The Strad Issue: December 2018
Description: Convincing and engrossing performances of VW on the viola
Musicians: Philip Dukes (viola), Anna Tilbrook (piano), James Gilchrist (tenor)
Works: VAUGHAN WILLIAMS Songs of Travel; Romance for viola and piano; works for viola and piano
Catalogue Number: CHANDOS CHAN 10969
According to Vaughan Williams’s widow Ursula, the viola was ‘an instrument the composer knew well and loved’. Indeed, it was his first instrument for a while until his parents (who considered the viola ‘unworthy of serious attention’) pushed him firmly in the direction of the organ.
Philip Dukes captures the predominately reflective mood of the Six Studies in English Folk Song as if spellbound by their haunting evocations of a bygone age. There are times when his seamless cantabile creates the sensation of being activated by air rather than bow string and he could hardly wish for a more sensitive, rapt accompanist than Anna Tilbrook.
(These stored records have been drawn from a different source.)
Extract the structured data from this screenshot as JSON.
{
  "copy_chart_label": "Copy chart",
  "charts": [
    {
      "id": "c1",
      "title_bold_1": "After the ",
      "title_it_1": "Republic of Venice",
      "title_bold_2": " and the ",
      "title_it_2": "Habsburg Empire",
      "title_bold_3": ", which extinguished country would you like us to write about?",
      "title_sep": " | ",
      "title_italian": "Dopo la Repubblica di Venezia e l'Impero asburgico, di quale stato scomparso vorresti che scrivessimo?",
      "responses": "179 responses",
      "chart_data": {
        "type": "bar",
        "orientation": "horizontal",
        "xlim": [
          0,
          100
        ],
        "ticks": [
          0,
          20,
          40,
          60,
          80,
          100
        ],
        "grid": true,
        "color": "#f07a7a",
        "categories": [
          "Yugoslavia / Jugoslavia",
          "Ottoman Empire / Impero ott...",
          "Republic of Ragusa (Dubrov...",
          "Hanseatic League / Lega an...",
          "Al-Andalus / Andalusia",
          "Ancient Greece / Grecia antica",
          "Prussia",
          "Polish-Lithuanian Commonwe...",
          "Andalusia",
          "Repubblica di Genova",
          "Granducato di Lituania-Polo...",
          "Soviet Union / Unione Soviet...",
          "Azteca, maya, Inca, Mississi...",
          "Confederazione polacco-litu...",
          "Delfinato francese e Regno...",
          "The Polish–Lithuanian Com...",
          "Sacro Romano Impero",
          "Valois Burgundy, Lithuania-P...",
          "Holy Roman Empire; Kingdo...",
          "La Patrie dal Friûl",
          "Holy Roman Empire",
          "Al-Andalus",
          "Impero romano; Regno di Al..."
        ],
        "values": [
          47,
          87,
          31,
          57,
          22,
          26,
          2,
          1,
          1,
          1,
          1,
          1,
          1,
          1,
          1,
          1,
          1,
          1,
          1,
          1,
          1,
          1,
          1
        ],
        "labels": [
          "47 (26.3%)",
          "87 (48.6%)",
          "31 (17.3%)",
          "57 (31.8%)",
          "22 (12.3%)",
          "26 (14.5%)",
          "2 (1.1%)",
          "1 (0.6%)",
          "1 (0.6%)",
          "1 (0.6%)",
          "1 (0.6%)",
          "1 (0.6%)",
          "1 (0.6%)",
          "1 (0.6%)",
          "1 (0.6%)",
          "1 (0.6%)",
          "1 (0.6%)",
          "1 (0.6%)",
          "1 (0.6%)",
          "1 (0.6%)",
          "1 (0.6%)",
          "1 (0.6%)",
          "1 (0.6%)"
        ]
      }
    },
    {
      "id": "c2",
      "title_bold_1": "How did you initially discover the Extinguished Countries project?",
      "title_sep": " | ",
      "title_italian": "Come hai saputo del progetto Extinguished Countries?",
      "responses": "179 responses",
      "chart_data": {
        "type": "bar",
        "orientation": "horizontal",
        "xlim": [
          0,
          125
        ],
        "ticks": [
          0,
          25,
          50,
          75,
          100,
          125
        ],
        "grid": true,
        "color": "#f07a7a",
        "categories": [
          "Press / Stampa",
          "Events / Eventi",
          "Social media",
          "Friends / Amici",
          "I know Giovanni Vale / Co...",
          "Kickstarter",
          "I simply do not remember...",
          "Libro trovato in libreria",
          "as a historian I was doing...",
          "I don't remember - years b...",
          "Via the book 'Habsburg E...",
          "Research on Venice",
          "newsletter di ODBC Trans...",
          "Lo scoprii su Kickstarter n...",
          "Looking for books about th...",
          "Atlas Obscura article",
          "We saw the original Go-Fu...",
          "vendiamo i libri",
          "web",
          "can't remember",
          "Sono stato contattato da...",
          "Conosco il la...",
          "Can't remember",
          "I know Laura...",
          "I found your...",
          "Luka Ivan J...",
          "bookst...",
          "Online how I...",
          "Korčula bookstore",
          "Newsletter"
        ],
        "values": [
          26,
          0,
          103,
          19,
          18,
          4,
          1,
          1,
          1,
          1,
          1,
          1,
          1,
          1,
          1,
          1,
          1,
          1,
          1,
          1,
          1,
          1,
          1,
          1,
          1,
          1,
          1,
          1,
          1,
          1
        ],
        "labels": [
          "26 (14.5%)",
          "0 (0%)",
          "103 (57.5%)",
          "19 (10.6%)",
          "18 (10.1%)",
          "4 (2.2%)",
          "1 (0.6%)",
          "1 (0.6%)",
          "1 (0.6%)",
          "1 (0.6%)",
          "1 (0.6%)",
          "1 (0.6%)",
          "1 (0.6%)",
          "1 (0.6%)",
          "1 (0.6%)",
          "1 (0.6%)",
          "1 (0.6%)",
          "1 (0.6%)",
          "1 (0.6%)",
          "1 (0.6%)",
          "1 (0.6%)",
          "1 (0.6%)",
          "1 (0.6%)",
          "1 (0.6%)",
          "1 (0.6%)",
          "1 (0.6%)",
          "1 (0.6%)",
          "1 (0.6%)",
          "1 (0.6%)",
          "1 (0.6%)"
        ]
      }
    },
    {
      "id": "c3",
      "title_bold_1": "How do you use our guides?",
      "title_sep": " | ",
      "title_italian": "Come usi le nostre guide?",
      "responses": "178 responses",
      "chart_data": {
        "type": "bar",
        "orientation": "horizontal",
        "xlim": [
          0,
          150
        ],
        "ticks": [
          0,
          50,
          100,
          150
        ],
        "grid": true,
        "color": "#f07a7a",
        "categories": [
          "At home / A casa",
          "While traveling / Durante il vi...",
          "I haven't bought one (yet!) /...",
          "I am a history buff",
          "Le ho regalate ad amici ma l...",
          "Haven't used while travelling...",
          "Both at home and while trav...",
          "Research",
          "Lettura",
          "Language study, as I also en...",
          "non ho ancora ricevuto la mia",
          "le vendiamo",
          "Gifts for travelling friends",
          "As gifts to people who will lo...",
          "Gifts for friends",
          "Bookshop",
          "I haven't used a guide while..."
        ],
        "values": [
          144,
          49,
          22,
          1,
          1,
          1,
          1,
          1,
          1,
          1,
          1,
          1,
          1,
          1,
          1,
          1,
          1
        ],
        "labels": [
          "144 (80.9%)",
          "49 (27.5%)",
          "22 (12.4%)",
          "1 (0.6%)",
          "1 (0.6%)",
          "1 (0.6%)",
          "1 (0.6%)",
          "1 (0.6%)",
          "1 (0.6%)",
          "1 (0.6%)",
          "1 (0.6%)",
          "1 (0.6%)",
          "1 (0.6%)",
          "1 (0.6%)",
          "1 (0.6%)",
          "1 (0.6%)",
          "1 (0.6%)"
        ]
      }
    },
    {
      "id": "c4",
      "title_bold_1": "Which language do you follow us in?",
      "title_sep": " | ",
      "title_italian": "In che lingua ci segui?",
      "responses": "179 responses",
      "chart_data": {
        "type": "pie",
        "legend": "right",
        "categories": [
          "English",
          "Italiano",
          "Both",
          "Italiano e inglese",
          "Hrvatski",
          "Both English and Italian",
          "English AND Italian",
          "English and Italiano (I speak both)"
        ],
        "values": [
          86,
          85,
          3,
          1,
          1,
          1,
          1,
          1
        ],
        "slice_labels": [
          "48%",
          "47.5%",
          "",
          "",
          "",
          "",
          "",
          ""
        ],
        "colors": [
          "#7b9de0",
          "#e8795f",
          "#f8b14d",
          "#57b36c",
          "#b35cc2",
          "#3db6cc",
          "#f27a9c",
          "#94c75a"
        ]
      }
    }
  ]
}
The Romance may date from as early as 1914, or possibly the mid-1930s as a heartfelt complement to the Viola Suite written for Lionel Tertis. Incredibly, it had to wait until January 1962 before being premiered, and once again Dukes matches his sound world exactly to VW’s long-phrased idyll, removing his ‘velvet glove’ for the impassioned middle-section to striking effect.
He also proves an ideal foil in the Four Hymns and Richard Morrison’s 2016 arrangement of Rhosymedre for James Gilchrist’s radiant tenor voice. The exemplary sound is warm yet detailed, with tangible presence.